In-ice Radio Signatures of Cosmic Ray Particle Cascades
Simon Chiche, Simona Toscano, Krijn D. de Vries
TL;DR
This work uses the FAERIE Monte-Carlo framework to comprehensively characterize in-ice radio signatures from cosmic-ray-induced particle cascades, including both in-air and in-ice emissions. It demonstrates that in-ice emission dominates for vertical showers while in-air emission dominates for inclined showers, and it reveals contrasting frequency content ($<100$ MHz in air vs. $\sim$400 MHz in ice) and polarization patterns (geometric/azimuthal in air versus radial in ice).
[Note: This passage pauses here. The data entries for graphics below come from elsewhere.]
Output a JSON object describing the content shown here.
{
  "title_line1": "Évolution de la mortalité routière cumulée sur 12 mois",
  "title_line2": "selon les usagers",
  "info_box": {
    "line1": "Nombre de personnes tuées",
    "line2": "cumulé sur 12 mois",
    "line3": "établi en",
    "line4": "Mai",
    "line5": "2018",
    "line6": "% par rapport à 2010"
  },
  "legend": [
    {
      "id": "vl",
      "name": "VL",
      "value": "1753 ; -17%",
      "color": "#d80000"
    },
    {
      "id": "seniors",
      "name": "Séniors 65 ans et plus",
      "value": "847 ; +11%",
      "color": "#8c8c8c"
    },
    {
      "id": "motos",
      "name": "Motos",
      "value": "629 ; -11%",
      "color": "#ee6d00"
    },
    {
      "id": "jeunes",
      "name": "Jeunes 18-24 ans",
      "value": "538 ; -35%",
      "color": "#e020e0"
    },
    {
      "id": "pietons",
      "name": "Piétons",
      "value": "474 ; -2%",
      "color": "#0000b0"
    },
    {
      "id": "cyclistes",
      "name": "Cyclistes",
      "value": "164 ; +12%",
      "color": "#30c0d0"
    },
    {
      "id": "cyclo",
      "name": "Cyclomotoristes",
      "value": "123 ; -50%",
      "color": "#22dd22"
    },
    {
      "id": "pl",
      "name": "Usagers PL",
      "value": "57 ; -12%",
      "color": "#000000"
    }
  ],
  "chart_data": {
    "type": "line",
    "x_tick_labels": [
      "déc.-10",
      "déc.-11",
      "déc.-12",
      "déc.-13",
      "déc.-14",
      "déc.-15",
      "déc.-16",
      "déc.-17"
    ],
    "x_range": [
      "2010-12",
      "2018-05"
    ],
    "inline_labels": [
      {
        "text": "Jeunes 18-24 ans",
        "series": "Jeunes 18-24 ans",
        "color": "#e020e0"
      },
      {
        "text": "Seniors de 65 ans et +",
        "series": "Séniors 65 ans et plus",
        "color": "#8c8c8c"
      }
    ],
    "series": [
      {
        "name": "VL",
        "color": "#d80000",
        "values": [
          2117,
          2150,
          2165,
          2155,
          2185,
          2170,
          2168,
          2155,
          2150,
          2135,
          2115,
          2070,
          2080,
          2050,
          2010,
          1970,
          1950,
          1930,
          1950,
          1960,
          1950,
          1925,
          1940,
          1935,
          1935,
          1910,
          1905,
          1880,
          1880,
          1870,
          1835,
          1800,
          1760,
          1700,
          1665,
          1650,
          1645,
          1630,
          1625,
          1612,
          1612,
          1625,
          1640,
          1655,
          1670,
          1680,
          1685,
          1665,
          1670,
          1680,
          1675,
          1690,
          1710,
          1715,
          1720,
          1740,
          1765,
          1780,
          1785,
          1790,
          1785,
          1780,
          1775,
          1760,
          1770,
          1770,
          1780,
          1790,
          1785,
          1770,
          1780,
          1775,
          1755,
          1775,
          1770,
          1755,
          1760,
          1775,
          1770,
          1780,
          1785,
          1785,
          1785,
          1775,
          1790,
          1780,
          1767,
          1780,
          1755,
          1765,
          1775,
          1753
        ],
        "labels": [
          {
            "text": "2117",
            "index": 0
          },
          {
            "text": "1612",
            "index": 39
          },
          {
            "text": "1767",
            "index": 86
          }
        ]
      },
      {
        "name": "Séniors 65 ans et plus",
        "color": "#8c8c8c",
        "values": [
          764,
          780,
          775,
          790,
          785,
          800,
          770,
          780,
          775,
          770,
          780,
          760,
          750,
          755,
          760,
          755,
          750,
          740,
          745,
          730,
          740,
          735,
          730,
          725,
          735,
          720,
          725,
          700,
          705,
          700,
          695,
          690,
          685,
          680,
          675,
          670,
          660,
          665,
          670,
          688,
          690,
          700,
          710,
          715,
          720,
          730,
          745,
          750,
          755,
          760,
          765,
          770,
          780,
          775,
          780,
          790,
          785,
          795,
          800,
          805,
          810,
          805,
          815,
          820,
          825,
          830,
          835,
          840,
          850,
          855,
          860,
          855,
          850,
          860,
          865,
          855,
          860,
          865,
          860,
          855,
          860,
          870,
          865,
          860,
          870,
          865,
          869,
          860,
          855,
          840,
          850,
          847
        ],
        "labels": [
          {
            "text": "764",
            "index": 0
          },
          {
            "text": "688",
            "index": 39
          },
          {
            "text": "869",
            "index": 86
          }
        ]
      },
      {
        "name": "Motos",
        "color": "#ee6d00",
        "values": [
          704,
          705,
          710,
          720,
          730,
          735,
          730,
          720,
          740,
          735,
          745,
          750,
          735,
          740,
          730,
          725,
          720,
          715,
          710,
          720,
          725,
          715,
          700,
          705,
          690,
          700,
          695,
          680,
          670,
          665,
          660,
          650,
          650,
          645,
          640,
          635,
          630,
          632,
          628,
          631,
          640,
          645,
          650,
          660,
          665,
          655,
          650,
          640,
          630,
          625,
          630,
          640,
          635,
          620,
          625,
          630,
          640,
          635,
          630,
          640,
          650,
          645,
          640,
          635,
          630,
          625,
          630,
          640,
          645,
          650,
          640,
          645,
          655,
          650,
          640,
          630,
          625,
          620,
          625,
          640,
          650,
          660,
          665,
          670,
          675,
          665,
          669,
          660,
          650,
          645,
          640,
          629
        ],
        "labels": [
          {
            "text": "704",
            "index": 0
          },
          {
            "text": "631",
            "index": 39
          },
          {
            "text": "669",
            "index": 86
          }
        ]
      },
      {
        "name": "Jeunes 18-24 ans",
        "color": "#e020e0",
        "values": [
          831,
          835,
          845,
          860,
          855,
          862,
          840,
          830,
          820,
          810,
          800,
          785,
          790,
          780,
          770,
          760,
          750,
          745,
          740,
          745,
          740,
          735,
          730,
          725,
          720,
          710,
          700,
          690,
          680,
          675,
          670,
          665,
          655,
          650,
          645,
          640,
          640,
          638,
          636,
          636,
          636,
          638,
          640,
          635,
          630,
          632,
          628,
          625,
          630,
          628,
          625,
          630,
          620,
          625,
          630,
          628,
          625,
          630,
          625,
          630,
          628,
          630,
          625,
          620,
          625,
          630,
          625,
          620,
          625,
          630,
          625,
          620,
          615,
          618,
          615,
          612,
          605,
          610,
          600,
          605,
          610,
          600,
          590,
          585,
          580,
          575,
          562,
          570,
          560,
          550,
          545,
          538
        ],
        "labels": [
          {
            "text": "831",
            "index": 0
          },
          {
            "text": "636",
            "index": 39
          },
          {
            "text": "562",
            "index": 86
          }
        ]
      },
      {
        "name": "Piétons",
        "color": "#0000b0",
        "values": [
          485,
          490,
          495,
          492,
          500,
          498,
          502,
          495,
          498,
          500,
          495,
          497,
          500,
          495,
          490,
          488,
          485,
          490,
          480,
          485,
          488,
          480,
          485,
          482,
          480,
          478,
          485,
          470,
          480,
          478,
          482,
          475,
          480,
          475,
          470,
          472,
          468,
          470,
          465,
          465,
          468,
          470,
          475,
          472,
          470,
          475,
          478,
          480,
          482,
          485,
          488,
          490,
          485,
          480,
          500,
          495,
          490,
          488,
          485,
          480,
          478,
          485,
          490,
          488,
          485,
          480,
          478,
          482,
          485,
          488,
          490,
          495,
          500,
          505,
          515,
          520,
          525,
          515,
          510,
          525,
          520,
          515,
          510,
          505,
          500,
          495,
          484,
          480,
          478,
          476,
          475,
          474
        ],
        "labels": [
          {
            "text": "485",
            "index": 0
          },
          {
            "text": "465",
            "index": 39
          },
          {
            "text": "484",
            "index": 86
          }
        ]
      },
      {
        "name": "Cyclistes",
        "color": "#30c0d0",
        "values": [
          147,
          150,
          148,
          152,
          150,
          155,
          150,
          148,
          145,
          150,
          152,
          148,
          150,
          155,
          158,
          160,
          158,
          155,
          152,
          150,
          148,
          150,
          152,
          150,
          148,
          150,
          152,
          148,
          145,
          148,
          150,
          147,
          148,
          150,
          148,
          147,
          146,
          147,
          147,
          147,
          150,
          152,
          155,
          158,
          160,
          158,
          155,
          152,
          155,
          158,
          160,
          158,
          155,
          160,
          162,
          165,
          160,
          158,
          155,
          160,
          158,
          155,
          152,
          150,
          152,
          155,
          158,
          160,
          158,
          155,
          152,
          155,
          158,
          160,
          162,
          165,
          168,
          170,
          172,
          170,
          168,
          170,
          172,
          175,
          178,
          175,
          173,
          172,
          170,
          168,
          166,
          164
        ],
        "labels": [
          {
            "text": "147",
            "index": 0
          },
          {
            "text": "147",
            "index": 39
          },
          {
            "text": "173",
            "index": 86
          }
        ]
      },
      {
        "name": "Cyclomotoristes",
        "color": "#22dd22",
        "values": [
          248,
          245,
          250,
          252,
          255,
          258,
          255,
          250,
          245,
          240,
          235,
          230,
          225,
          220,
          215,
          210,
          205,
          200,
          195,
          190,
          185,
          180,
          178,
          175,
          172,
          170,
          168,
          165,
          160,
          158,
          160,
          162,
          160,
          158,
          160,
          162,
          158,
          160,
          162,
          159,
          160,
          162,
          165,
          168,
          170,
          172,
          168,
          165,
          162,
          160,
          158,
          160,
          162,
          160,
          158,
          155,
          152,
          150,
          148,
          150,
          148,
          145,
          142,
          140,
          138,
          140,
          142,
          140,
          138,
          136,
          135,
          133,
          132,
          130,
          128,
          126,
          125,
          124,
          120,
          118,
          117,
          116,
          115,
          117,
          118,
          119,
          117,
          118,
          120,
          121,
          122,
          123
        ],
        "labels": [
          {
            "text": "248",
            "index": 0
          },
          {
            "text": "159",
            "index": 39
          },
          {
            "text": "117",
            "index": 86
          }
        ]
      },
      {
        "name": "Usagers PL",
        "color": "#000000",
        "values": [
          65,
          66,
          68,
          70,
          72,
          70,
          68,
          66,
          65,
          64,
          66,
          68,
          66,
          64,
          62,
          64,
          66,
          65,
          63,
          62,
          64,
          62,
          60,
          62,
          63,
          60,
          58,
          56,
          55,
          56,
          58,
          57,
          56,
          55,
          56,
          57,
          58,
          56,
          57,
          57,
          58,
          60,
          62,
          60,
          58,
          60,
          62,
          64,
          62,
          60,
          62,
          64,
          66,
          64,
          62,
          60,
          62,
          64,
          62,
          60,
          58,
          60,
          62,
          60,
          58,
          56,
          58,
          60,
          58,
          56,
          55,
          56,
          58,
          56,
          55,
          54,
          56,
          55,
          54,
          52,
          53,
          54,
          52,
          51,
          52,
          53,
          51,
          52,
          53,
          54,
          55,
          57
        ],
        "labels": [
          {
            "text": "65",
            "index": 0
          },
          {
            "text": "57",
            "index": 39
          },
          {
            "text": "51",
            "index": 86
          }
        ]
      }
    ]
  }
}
The study provides scaling laws linking radiation energy to primary energy and ground-part energy, exposes the presence of potentially distinctive double-pulse signatures, and discusses observational strategies for cosmic-ray identification and neutrino discrimination in future in-ice detectors. Collectively, these results supply practical guidelines for event identification, background rejection, and data-driven template generation in large-scale in-ice radio experiments such as RNO-G and IceCube-Gen2 radio.
Abstract
To detect ultra-high-energy neutrinos, experiments such as the Askaryan Radio Array and the Radio Neutrino Observatory in Greenland target the radio emission induced by these particles as they cascade in the ice, using deep in-ice antennas at the South Pole or in Greenland. A crucial step toward this goal is the characterization of the in-ice radio emission from cosmic-ray-induced particle showers. These showers form a primary background for neutrino searches, but can also be used to validate the detection principle and provide calibration signals for in-ice radio detectors. In this work, we use the Monte-Carlo framework FAERIE to perform the first characterization of cosmic ray signals with simulations that incorporate both their in-air and in-ice emissions. We investigate cosmic ray signatures such as their radiation energy, timing, polarization and frequency spectrum and quantify how they depend on shower properties. These results provide key guidelines for cosmic-ray identification and cosmic-ray neutrino discrimination in future in-ice radio experiments.